Carly is in the same pale blue sun dress she's had on all day. Earlier, in the light of the afternoon, her shoulders had been bare to the sun, but the wind is stronger here at the top of Bushwell, so she's put on a navy cardigan.

"I like the way Japanese schoolgirls scrunch down their socks," she says, but she herself is wearing only low cut ankle socks inside a pair of ragged All Stars. Gravel bites into her bare calves where she sits, and her ankles are cold.

The city is quiet. It is the darkest hour of the night. Earlier, around 2, she had driven you over the Murrow Bridge in her Camry. The traffic was sparse on a weeknight, which meant she could slow down and you both could enjoy the moonlight rippling over the lake.

The wind pulses in her hair as she turns to you. The nights are cooler here and, even though you're closer to the ocean, drier than back in Texas, where the air on summer nights is like a dark gauze settling over the hill country. You fiddle with the zipper on your hoodie.

She tucks the corner of her lower lip under her incisor, narrows her eyes at you. "That TV preacher said the world is supposed to end this weekend. Tonight is supposed to be the last night in the world."

"Then it's a good thing we packed so much fun into this visit," you say.

You think back to earlier in the evening when the two of you went to the city park at sunset and tossed neon pink glowsticks across the darkening blue twilight. You chased each other down the hill and through the shadows. When the last glimmer of sunlight finally gave way to total darkness you both sat in the swings and counted shooting stars.

And then you think back to the emails and phone calls exchanged over these last long months, the late chat sessions online, all those long distance nights. Your heart lurches at the thought of going back to that, even though you love Texas and the fact that there are plenty of places to get barbecue ribs any time of the day or night.

She looks back out toward the skyscrapers in the distance. Overnight cleaning crews are in them, vacuuming offices and changing trash bags, you assume. There seems to be no order to how the offices are lit up - they're just random squares glittering out there in all that darkness.

"Sam?"

"Yeah, Carls?"

"I wish time would stop right now." She brushes a pebble off her knee. "This moment would be perfect if it would last forever."

You run your hand over her shoulder, lean in close to her. The wind mingles your thick blond curls with her fine black hair.

"If time stopped now, though, we wouldn't know if the world was gonna end or not," you say.

She hums, as if considering this.

You look out at the city, and ponder how there exist different qualities of light; there is the silvery kind, like the artificial luminance of the street lamps and office buildings you're now watching.

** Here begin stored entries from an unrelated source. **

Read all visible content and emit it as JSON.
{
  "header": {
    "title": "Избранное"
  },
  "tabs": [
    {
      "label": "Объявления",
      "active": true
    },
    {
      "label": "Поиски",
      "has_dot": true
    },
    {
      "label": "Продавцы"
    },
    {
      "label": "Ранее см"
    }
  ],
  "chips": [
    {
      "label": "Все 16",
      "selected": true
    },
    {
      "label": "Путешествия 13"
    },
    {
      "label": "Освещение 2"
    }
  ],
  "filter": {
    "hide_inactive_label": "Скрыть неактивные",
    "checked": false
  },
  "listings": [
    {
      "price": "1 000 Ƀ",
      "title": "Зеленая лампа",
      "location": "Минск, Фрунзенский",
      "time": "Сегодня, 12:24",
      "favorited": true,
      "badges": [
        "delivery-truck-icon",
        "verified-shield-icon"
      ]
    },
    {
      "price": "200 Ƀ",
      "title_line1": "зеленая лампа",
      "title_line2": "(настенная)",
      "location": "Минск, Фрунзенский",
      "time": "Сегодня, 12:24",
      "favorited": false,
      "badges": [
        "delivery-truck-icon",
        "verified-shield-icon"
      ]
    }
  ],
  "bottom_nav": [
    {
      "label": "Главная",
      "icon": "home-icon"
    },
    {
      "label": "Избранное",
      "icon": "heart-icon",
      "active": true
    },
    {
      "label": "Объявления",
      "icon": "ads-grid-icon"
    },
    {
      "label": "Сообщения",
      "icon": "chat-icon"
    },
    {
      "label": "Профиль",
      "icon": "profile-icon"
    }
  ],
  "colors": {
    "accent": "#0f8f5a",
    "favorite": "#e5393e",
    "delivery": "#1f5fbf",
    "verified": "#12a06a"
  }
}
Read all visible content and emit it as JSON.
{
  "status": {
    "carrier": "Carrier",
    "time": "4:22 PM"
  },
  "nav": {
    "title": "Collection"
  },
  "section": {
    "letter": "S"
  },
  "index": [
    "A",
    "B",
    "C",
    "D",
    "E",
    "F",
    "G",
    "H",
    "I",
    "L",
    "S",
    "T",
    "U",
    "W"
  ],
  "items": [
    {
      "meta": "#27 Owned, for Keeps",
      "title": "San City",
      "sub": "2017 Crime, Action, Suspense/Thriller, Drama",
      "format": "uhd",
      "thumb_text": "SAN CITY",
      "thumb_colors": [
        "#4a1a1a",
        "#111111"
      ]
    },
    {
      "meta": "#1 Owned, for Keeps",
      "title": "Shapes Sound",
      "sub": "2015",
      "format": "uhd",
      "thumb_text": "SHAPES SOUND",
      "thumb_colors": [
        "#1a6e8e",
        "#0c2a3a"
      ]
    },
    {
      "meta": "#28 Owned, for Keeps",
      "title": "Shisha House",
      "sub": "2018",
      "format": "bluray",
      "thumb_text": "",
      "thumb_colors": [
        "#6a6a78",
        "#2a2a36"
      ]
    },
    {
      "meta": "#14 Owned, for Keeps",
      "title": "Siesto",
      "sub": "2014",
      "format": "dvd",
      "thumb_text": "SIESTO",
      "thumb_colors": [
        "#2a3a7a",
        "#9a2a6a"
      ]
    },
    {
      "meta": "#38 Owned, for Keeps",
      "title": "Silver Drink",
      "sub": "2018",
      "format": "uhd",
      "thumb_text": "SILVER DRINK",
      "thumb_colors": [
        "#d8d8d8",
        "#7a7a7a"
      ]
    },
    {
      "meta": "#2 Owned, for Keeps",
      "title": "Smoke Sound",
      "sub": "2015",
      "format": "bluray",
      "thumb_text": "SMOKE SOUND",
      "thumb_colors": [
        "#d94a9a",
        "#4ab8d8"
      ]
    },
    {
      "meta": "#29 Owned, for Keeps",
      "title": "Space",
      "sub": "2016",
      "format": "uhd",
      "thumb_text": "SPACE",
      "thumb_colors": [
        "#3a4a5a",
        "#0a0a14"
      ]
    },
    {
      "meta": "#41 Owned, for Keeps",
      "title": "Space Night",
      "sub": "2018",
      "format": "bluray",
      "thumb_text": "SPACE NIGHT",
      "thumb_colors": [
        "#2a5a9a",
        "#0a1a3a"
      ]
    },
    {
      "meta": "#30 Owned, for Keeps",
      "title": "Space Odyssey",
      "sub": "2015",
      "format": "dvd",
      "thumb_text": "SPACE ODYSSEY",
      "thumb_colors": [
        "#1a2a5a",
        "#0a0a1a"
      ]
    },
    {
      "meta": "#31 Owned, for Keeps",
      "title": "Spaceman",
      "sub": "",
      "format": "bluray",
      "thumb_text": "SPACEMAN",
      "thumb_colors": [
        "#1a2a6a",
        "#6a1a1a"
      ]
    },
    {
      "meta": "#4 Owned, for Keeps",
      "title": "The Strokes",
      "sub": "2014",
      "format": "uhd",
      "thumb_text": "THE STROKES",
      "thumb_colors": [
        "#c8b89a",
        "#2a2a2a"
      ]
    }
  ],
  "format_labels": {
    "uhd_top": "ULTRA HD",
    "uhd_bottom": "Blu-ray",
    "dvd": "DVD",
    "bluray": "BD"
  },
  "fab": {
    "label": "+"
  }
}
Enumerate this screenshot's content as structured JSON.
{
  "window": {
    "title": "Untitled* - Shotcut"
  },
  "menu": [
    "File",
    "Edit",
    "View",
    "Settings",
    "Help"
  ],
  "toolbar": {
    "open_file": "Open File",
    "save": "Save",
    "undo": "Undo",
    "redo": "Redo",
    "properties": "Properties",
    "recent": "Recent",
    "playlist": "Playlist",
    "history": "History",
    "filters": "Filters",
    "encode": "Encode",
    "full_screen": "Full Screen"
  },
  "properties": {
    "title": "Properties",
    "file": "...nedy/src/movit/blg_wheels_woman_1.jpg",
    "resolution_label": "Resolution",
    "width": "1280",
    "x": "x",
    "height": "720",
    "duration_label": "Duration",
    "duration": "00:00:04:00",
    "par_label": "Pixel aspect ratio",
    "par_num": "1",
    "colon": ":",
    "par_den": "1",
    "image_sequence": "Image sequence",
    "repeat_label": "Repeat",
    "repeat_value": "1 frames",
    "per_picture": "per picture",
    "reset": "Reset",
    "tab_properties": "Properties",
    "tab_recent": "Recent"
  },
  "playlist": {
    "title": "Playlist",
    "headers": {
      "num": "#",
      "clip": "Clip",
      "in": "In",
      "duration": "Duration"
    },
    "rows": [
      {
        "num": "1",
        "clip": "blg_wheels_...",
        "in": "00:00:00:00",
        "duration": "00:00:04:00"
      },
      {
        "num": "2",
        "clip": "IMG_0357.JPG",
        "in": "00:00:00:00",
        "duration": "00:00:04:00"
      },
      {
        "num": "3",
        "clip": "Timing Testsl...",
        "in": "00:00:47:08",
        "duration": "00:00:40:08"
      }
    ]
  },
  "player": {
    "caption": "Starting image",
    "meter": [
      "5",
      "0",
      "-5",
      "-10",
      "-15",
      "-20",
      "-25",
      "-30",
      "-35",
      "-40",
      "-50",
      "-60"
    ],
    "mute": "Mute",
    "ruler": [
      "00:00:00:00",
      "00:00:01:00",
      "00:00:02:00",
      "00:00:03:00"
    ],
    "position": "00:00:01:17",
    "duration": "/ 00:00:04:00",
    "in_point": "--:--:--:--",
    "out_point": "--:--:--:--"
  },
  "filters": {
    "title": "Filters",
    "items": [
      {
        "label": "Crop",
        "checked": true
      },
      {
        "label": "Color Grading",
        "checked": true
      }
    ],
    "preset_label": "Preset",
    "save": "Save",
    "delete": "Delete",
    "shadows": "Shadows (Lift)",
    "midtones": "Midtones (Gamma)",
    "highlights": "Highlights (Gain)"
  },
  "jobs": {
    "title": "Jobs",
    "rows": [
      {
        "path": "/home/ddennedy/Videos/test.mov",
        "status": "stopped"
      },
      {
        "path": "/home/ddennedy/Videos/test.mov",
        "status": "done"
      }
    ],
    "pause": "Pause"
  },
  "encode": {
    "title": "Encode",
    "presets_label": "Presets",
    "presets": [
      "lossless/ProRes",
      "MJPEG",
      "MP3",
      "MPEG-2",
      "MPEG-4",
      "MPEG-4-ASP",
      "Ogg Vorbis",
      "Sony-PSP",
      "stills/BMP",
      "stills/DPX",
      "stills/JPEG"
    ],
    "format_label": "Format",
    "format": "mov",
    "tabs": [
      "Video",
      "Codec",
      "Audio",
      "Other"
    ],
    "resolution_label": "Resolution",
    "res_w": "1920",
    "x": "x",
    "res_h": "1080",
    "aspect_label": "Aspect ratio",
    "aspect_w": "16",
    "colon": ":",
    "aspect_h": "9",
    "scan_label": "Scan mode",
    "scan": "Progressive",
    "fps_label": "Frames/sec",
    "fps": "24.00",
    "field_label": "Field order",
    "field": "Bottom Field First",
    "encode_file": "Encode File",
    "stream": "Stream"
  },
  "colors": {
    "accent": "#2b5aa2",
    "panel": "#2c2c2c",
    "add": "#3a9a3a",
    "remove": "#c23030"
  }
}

Your favorite was always the 3:30 PM light, a sunshine vivid but softened that filtered through the leaves and fell along the sidewalks as you and her walked home from school on all those afternoons growing up, a transitional light somewhere between the sharp, hard shine of the mid-day and the dreamy, soft gold of late afternoon.

"We should never find out," she finally says as she leans her head into the crook of your shoulder. "Let it be a mystery. If we were in a movie, this would be the final scene."


The refrigerator hums, a drone in the stillness and quiet of the apartment. The tile in the kitchen is cold on your bare feet. The weak light of dawn is just enough to see what you're doing as you take ham and cheese out of the fridge and make a sandwich on the counter. Your whole body is dry and creaky from sleep deprivation, and even though Carly promised she would stay awake until you left, she is crashed out on the floor up in her bedroom, covered by the comforter you laid over her before you came downstairs.

And as you stand there in the stillness and quiet, eating loose shreds of ham, you suddenly are aware of a feeling. You look around, at the familiar furniture in the living room, at the dust motes hanging in the pockets of sunlight now spreading throughout the apartment like some counter to the shadows. You press your feet to the tile, to really feel the cold. How many dawns had you been the only one awake in this apartment? How many times had this same moment happened in those earlier, simpler years of growing up?

And even though in a few hours you will again be hurtling through the sky at supersonic speeds to go finish out the semester in the blinding Texas heat, even though you will be away from Carly again, you are not sad, and you are not afraid. You are so joyful that your body can barely contain it; you want to jump and scream that this is not the end of anything. This time is, instead, a transition too, just like all those afternoons walking home from school; a bridge to some new time, something yet to come, something soft and slightly mysterious.